For some reason I'm often an emotional basketcase on Saturdays. Maybe its trying to be professional at work all week, the excess emotion comes out when I try to relax.
Doesnt help that things I did since labour day weekend have torn down my walls and shields. So im very much stuck with my raw emotion.
Some which is wild since I dance with Kali and she has been dragging me in her whirlish spiral dancing. Everything Kali is very raw. My Kali nature is very intense, few are comfortable with it. Those who say they are but it makes them recoil in one way or another.
How disappointing to harness Kali in such manner and have no one to share with, at least not in the near future. In general rarely can I share Kali her dance is just too much.... it burns. .... and you give blood and flesh in sacrifice.

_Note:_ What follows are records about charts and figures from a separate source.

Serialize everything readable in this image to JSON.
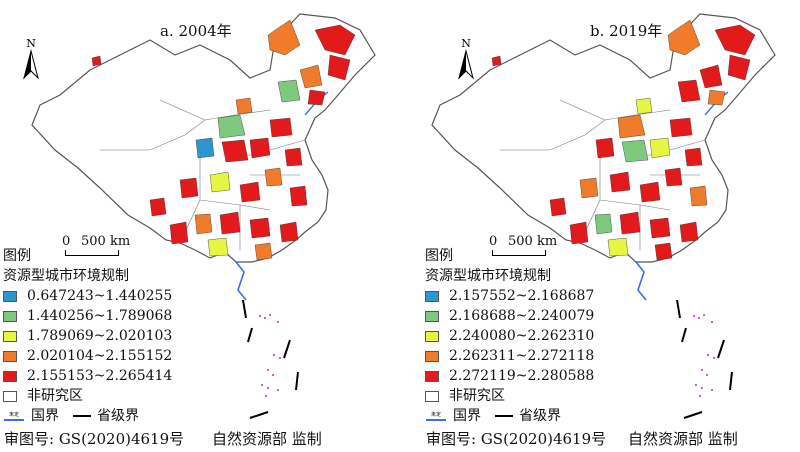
{
  "panels": [
    {
      "title": "a. 2004年",
      "classes": [
        {
          "label": "0.647243~1.440255",
          "color": "#2e96cf"
        },
        {
          "label": "1.440256~1.789068",
          "color": "#7fc97f"
        },
        {
          "label": "1.789069~2.020103",
          "color": "#e6f542"
        },
        {
          "label": "2.020104~2.155152",
          "color": "#f07b2b"
        },
        {
          "label": "2.155153~2.265414",
          "color": "#e31a1c"
        }
      ]
    },
    {
      "title": "b. 2019年",
      "classes": [
        {
          "label": "2.157552~2.168687",
          "color": "#2e96cf"
        },
        {
          "label": "2.168688~2.240079",
          "color": "#7fc97f"
        },
        {
          "label": "2.240080~2.262310",
          "color": "#e6f542"
        },
        {
          "label": "2.262311~2.272118",
          "color": "#f07b2b"
        },
        {
          "label": "2.272119~2.280588",
          "color": "#e31a1c"
        }
      ]
    }
  ],
  "common": {
    "north": "N",
    "scale_zero": "0",
    "scale_label": "500 km",
    "legend_title": "图例",
    "legend_subtitle": "资源型城市环境规制",
    "non_study": "非研究区",
    "national_boundary": "国界",
    "provincial_boundary": "省级界",
    "audit_number": "审图号: GS(2020)4619号",
    "publisher": "自然资源部  监制",
    "sea_color": "#3b6fe0",
    "island_color": "#c026c9"
  }
}
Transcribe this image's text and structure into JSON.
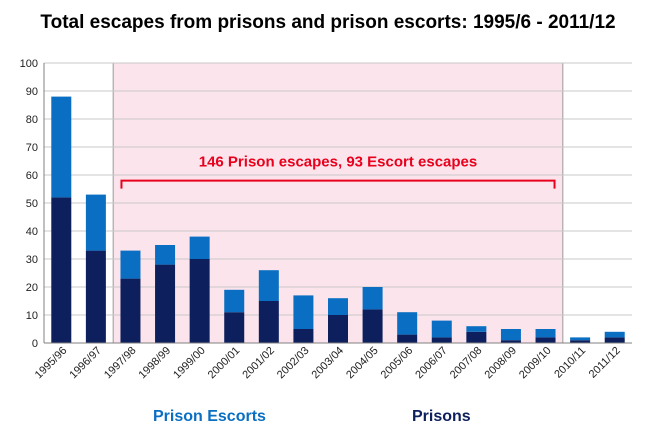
{
  "chart_data": {
    "type": "bar",
    "stacked": true,
    "title": "Total escapes from prisons and prison escorts: 1995/6 - 2011/12",
    "xlabel": "",
    "ylabel": "",
    "ylim": [
      0,
      100
    ],
    "yticks": [
      0,
      10,
      20,
      30,
      40,
      50,
      60,
      70,
      80,
      90,
      100
    ],
    "grid": true,
    "categories": [
      "1995/96",
      "1996/97",
      "1997/98",
      "1998/99",
      "1999/00",
      "2000/01",
      "2001/02",
      "2002/03",
      "2003/04",
      "2004/05",
      "2005/06",
      "2006/07",
      "2007/08",
      "2008/09",
      "2009/10",
      "2010/11",
      "2011/12"
    ],
    "series": [
      {
        "name": "Prisons",
        "color": "#0d1f5c",
        "values": [
          52,
          33,
          23,
          28,
          30,
          11,
          15,
          5,
          10,
          12,
          3,
          2,
          4,
          1,
          2,
          1,
          2
        ]
      },
      {
        "name": "Prison Escorts",
        "color": "#0a6fc2",
        "values": [
          36,
          20,
          10,
          7,
          8,
          8,
          11,
          12,
          6,
          8,
          8,
          6,
          2,
          4,
          3,
          1,
          2
        ]
      }
    ],
    "highlight_region": {
      "from": "1997/98",
      "to": "2009/10",
      "color": "#fce4ec"
    },
    "annotation": {
      "text": "146 Prison escapes, 93 Escort escapes",
      "color": "#e8001c",
      "from": "1997/98",
      "to": "2009/10",
      "y": 58
    },
    "legend_placement": "bottom"
  }
}
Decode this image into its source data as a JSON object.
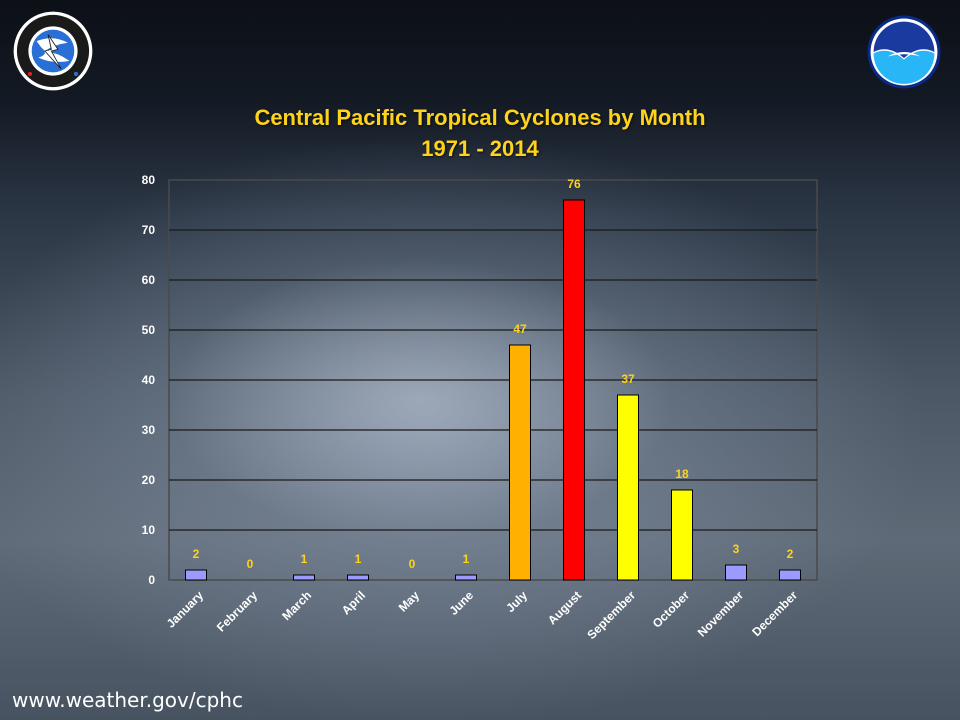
{
  "header": {
    "title_line1": "Central Pacific Tropical Cyclones by Month",
    "title_line2": "1971 - 2014"
  },
  "footer": {
    "url": "www.weather.gov/cphc"
  },
  "logos": {
    "left": "nws-logo-icon",
    "right": "noaa-logo-icon"
  },
  "chart_data": {
    "type": "bar",
    "title": "Central Pacific Tropical Cyclones by Month 1971 - 2014",
    "categories": [
      "January",
      "February",
      "March",
      "April",
      "May",
      "June",
      "July",
      "August",
      "September",
      "October",
      "November",
      "December"
    ],
    "values": [
      2,
      0,
      1,
      1,
      0,
      1,
      47,
      76,
      37,
      18,
      3,
      2
    ],
    "bar_colors": [
      "#9a9aff",
      "#9a9aff",
      "#9a9aff",
      "#9a9aff",
      "#9a9aff",
      "#9a9aff",
      "#ffb000",
      "#ff0000",
      "#ffff00",
      "#ffff00",
      "#9a9aff",
      "#9a9aff"
    ],
    "ylim": [
      0,
      80
    ],
    "yticks": [
      0,
      10,
      20,
      30,
      40,
      50,
      60,
      70,
      80
    ],
    "grid": true,
    "label_color": "#ffd21c"
  }
}
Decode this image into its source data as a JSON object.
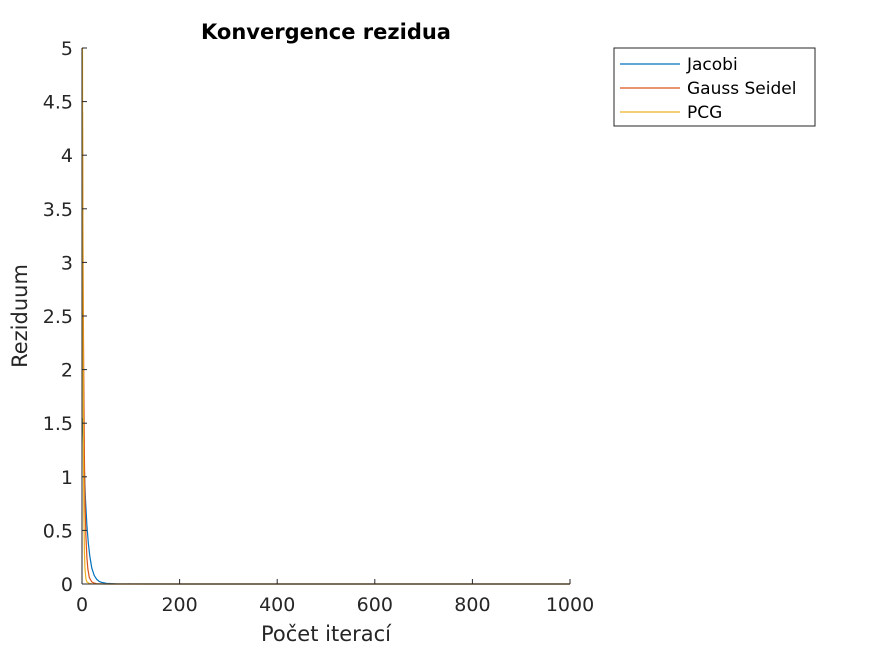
{
  "chart_data": {
    "type": "line",
    "title": "Konvergence rezidua",
    "xlabel": "Počet iterací",
    "ylabel": "Reziduum",
    "xlim": [
      0,
      1000
    ],
    "ylim": [
      0,
      5
    ],
    "xticks": [
      0,
      200,
      400,
      600,
      800,
      1000
    ],
    "xtick_labels": [
      "0",
      "200",
      "400",
      "600",
      "800",
      "1000"
    ],
    "yticks": [
      0,
      0.5,
      1,
      1.5,
      2,
      2.5,
      3,
      3.5,
      4,
      4.5,
      5
    ],
    "ytick_labels": [
      "0",
      "0.5",
      "1",
      "1.5",
      "2",
      "2.5",
      "3",
      "3.5",
      "4",
      "4.5",
      "5"
    ],
    "grid": false,
    "legend_position": "outside-top-right",
    "series": [
      {
        "name": "Jacobi",
        "color": "#0072BD",
        "x": [
          1,
          3,
          5,
          7,
          10,
          13,
          16,
          20,
          25,
          30,
          35,
          40,
          50,
          70,
          100,
          200,
          400,
          600,
          800,
          1000
        ],
        "y": [
          1.55,
          1.35,
          1.05,
          0.8,
          0.55,
          0.38,
          0.26,
          0.15,
          0.08,
          0.045,
          0.025,
          0.015,
          0.006,
          0.002,
          0.0005,
          0,
          0,
          0,
          0,
          0
        ]
      },
      {
        "name": "Gauss Seidel",
        "color": "#D95319",
        "x": [
          1,
          2,
          3,
          4,
          5,
          6,
          8,
          10,
          12,
          15,
          20,
          25,
          30,
          40,
          60,
          100,
          200,
          400,
          600,
          800,
          1000
        ],
        "y": [
          4.4,
          3.2,
          2.3,
          1.7,
          1.15,
          0.8,
          0.45,
          0.25,
          0.14,
          0.06,
          0.02,
          0.008,
          0.003,
          0.001,
          0.0002,
          0,
          0,
          0,
          0,
          0,
          0
        ]
      },
      {
        "name": "PCG",
        "color": "#EDB120",
        "x": [
          1,
          1.5,
          2,
          3,
          4,
          5,
          6,
          8,
          10,
          15,
          20,
          40,
          100,
          200,
          400,
          600,
          800,
          1000
        ],
        "y": [
          5.0,
          3.5,
          2.5,
          1.2,
          0.6,
          0.3,
          0.15,
          0.05,
          0.02,
          0.005,
          0.001,
          0.0002,
          0,
          0,
          0,
          0,
          0,
          0
        ]
      }
    ]
  }
}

Im getting mixed signals from new friend. Says things that make me glow but then theres little follow through. Can't tell if hes just in a weird place himself or if he's really pushing me away gently. Not sure he even knows at times. I probably like him more then I should. Perhaps it's a case of right guy wrong time.
Either way sitting here feeling so many emotions that it prevents me from being able to do anything productive. Hoping to do something productive like cooking or sewing or even drawing pastels. Just hoping I pull myself together enough to clear the garage and get winter tires in my truck and make appointment to get them put on.